“È nostra intenzione convocare entro il mese di febbraio il tavolo nazionale interministeriale sul settore delle tlc, in accordo con il ministro del Lavoro Marina Calderone, dove faremo il punto complessivo sulle sfide del comparto”. Lo annuncia il ministro delle Imprese e del made in Italy, Adolfo Urso, dopo l’accordo per il ritiro dei licenziamenti alla CallMat.
Sul tavolo diverse questioni aperte, che vanno dalla gestione occupazionale del post scorporo della rete Tim al tema del reskilling in vista di una sempre crescente diffusione dell’AI nel settore.
Da tempo i sindacati chiedono un confronto aperto a 360 gradi sulle sorti del settore, che tra le altre cose vive con una certa preoccupazione il dibattito sui rapporti del Governo con Elon Musk, fondatore di SpaceX.

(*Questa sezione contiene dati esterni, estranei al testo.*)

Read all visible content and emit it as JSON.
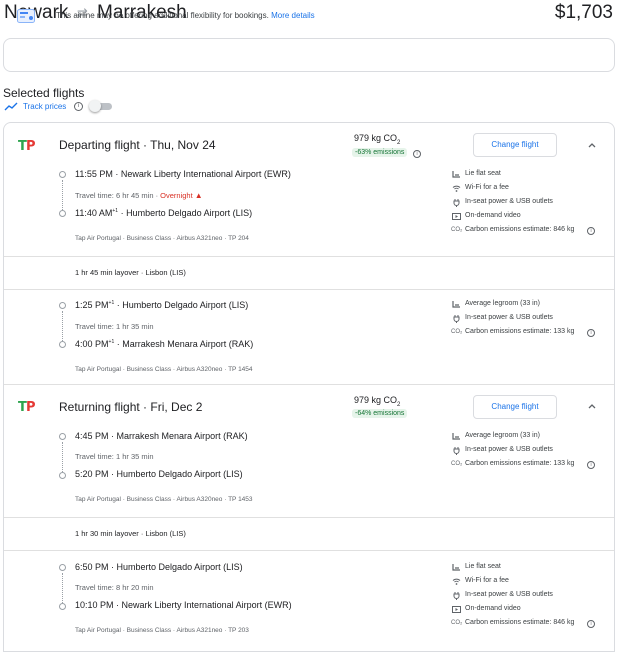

I numeri della crisi della filiera sono impietosi, con una flessione del 35% del fatturato dal 2010 al 2023, in fumo 15 miliardi, e una crisi occupazionale che rischia di peggiorare visto l’aumento dell’età media dei lavoratori, la maggior parte dei quali supera i 50 anni. La speranza è quella di trovare un piano condiviso per accompagnare le numerose sfide da affrontare.
Non più tardi di ieri il sindacato aveva attaccato il Governo sulla vicenda SpaceX.
Space X: Cgil e Slc, ‘1,5 mld a Musk mentre le Tlc italiane perdono valore di giorno in giorno’
“Un miliardo e mezzo di soldi pubblici a Musk per affidargli delicatissimi servizi di telecomunicazione mentre il settore italiano delle Tlc, un tempo eccellenza mondiale, è ormai distrutto e perde valore di giorno in giorno. Un progetto poco chiaro, anche sotto il profilo dell’impatto in termini di sicurezza nazionale, poiché consegnerebbe dati sensibili nelle mani di un soggetto privato e straniero”. Così il segretario confederale della Cgil Pino Gesmundo e il segretario generale della Slc Riccardo Saccone sul possibile accordo fra il governo italiano e la Starlink di Elon Musk per la fornitura di servizi di telecomunicazione strategici.
“Sarebbe – continuano – il completamento di un puzzle che ha già visto la distruzione dell’ex monopolista della telefonia con la vendita della rete ad un fondo americano, che ha reso di fatto irraggiungibile il progetto di cablare l’intero paese con una rete in fibra ad altissima capacità e lasciando quel che rimane di Telecom ad un futuro incerto e alle continue voci di ulteriori spezzatini’, non certo foriere di buone prospettive per i lavoratori. Per garantire la connettività al Paese, il 27% delle risorse totali del Pnrr è stato dedicato alla transizione digitale, con bandi di gara e relative assegnazioni. Questa mossa del Governo metterebbe in discussione anche quanto fatto fino ad ora, causando un danno agli operatori che sulla base delle pianificazioni fatte hanno assunto impegni”.
“Ammesso che esista, il piano governativo per le telco – aggiungono – deve davvero essere qualcosa di una complessità ‘misteriosa’ perché a giudicare dalle sue mosse non si vede altro che una dismissione feroce delle poche infrastrutture del settore che ancora rimangono a controllo pubblico a vantaggio di interessi non certo nazionali”. Gesmundo e Saccone ricordano un’altra delle “tante scelte incomprensibili dell’Esecutivo”, ovvero “l’ulteriore vendita ai fondi di investimento dell’infrastruttura di Raiway, che potrebbe tranquillamente essere utilizzata per costruire una rete di telecomunicazioni di backup pubblica in caso di emergenze, per fare un po’ di cassa e finanziare il finto piano industriale della Rai”.
“Tutto questo – sottolineano – avviene mentre le aziende del settore ormai boccheggiano anche per l’assenza di una politica industriale pubblica, aziende che sempre più difficilmente saranno in grado di sostenere gli investimenti necessari per mettere il Paese al passo con le sfide tecnologiche della transizione digitale, con inevitabili ricadute anche sulla qualità dell’occupazione in Italia. Un settore che vanta una forte tradizione di innovazione e che con politiche industriali coerenti potrebbe rilanciare e far competere il nostro tessuto produttivo prostrato da un declino industriale al quale pare non esserci fine, così come non pare vi sia una reale volontà di invertire la rotta”. “Ci chiediamo – concludono il segretario confederale della Cgil e il segretario generale della Slc – cosa si stia aspettando per convocare un tavolo governativo per discutere delle ricadute di scelte di cui si davvero fatica a comprendere le ragioni guardando all’interesse strategico del Paese e, soprattutto, dell’occupazione”.